Not just of her musical talent (seeing her live at Camden’s Roundhouse a couple of years ago was a particular highlight) but of her whimsical, slightly eclectic array of gestures and personality, and more recently The Gloves Project.
I wanted to write about this project when it first emerged a couple of years ago, but unless you were there (not that I was) there wasn’t really the video footage or information available to justify and explain how incredible it is.
However with the recent ambition of a Kickstarter campaign to propell these “magical, musical gloves” even further it gives me a refreshed opportunity to write a bit about it.
In 2012 Imogen appeared at a Wired conference and blew many people away using gestures from a pair of gloves to control instruments and create sounds.
A full orchestra and choir quite literally in the palm of your hands.
With the original talk from that conference in 2012 (released only last year) here is a bit of history to recap the journey that the technology has come on. If you don’t have 20 minutes to spare then skip to around the 14 minute mark to see a song performed with just the gloves.
“A lot of what I do, like adding a huge reverb to an instrument, is done by pressing a button on a keyboard. Which isn’t very exciting. You can’t even see what I’m doing. Fifty percent of the show gets hidden.”
The technology has advanced, as it does, and is now at a point to showcase to the world so back to the point in hand (no pun intended!).

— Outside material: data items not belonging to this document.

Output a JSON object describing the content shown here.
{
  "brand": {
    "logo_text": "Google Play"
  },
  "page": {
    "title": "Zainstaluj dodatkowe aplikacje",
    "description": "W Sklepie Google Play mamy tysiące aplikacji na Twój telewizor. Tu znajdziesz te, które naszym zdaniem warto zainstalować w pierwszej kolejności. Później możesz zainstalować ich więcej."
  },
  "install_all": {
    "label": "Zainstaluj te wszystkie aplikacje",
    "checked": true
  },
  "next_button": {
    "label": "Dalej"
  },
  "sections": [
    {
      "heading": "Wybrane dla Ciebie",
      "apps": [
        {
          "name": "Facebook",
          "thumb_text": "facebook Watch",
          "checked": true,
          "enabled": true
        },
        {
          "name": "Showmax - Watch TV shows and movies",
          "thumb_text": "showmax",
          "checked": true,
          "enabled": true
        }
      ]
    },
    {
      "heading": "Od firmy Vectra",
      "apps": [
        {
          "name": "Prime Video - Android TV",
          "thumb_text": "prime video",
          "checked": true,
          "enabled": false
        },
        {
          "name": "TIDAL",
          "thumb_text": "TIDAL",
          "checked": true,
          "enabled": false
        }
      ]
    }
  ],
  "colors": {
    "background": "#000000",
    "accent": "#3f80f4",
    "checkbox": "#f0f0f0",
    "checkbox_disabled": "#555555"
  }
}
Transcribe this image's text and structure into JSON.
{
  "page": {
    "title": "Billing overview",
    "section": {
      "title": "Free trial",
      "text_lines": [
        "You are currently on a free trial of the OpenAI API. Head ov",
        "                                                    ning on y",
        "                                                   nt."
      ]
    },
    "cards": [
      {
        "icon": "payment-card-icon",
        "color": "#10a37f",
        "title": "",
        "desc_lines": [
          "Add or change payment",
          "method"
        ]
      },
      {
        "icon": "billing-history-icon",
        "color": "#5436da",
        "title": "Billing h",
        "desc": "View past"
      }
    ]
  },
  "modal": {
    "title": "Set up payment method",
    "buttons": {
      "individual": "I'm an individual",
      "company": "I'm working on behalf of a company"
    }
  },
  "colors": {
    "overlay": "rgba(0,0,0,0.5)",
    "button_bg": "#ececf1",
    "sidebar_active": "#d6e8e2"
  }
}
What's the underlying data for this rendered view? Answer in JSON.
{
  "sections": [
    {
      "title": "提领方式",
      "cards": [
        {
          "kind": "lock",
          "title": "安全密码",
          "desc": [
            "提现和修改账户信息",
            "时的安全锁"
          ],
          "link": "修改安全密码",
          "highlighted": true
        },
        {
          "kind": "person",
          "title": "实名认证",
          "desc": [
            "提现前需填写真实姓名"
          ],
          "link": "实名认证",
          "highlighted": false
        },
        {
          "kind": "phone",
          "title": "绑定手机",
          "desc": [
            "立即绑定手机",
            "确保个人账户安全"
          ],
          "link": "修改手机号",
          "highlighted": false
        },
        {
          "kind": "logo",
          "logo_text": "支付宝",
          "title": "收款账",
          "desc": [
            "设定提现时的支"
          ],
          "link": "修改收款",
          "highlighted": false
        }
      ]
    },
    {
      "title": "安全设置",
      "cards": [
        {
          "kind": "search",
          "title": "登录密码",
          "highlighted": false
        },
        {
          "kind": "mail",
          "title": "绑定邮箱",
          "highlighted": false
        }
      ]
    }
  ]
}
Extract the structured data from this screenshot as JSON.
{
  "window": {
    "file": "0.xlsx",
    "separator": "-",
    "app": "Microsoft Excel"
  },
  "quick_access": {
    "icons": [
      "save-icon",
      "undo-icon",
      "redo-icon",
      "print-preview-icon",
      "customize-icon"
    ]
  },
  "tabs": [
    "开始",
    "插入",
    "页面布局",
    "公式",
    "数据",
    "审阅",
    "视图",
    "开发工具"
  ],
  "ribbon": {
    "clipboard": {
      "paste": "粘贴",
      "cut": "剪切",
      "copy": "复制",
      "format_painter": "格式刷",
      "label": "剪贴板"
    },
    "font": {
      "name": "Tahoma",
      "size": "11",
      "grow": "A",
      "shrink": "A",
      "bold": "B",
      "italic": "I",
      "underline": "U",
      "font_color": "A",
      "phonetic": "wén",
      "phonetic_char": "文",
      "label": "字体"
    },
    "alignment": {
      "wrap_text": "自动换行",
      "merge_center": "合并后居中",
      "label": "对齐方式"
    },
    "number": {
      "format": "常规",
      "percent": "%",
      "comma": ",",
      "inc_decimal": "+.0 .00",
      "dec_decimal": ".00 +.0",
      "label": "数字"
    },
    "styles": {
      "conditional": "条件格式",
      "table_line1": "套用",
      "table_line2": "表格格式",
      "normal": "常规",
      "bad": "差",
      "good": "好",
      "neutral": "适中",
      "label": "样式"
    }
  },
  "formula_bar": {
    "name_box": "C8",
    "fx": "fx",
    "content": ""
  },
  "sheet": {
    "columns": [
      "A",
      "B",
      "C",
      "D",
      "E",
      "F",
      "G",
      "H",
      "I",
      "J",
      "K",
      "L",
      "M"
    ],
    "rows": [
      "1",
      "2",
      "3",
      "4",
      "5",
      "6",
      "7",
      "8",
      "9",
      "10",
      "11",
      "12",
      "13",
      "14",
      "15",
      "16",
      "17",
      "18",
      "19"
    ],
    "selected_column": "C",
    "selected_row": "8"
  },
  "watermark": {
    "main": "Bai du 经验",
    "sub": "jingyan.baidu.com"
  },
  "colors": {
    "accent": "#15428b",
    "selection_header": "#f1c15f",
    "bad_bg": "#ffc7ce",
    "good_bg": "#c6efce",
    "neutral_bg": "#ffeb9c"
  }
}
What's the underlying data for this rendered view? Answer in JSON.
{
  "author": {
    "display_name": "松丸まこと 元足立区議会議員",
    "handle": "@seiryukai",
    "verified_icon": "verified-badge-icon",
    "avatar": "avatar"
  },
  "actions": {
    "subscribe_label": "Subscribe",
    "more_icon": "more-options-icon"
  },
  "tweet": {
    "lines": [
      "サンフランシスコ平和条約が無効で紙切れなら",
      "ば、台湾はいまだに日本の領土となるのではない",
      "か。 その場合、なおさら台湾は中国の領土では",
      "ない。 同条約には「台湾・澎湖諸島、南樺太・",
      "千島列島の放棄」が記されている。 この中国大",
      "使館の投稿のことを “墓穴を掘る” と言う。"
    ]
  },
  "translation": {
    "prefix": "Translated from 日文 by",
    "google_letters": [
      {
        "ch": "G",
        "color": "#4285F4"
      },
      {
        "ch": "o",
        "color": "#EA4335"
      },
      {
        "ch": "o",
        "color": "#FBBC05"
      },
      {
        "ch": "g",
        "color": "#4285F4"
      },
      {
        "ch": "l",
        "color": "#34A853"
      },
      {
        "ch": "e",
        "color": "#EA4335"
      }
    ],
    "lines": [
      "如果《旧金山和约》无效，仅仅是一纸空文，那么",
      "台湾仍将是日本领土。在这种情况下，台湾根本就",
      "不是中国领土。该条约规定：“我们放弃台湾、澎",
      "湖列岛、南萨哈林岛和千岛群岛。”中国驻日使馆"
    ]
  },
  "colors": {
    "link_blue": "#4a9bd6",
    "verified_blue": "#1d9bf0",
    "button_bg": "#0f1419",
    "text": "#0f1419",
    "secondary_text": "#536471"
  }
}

She is looking for support on Kickstarter to make the Mi.Mu gloves a reality for a wider audience.
Now you can “see and hear the sound, which is much more interesting than turning a pot around.”
The original performance glove (black) and the latest development (blue).
A series of prototypes used in the glove development.
The key piece of technology in each glove is the extremely versatile x-IMU board developed by x-IO Technologies. It contains an Inertial Measurement Unit and Attitude Heading Reference System, typically used in aircraft, and is mounted on the back of the hand along with an accelerometer, magnetometer, gyroscope and wifi transmitter. The latest version of the gloves has all of these sensors integrated into the fabric to give absolute and precise gesture control.
As well as the expected “open palm”, “point” or “fist”, each glove can track position, direction, velocity, degree of bend in fingers and the distance between fingers. Wow.
Oh, and the open glove design still allows you to play more traditional instruments whilst wearing them.
If you know any musical, creative, or electronic type people then send them over to Kickstarter. Finalising an open-source design could lead to other applications outside music for the gloves. Architects could manipulate building designs, or Product Designers could even accelerate ergonomic testing (combined with 3d printing it could be an extremely powerful tool!)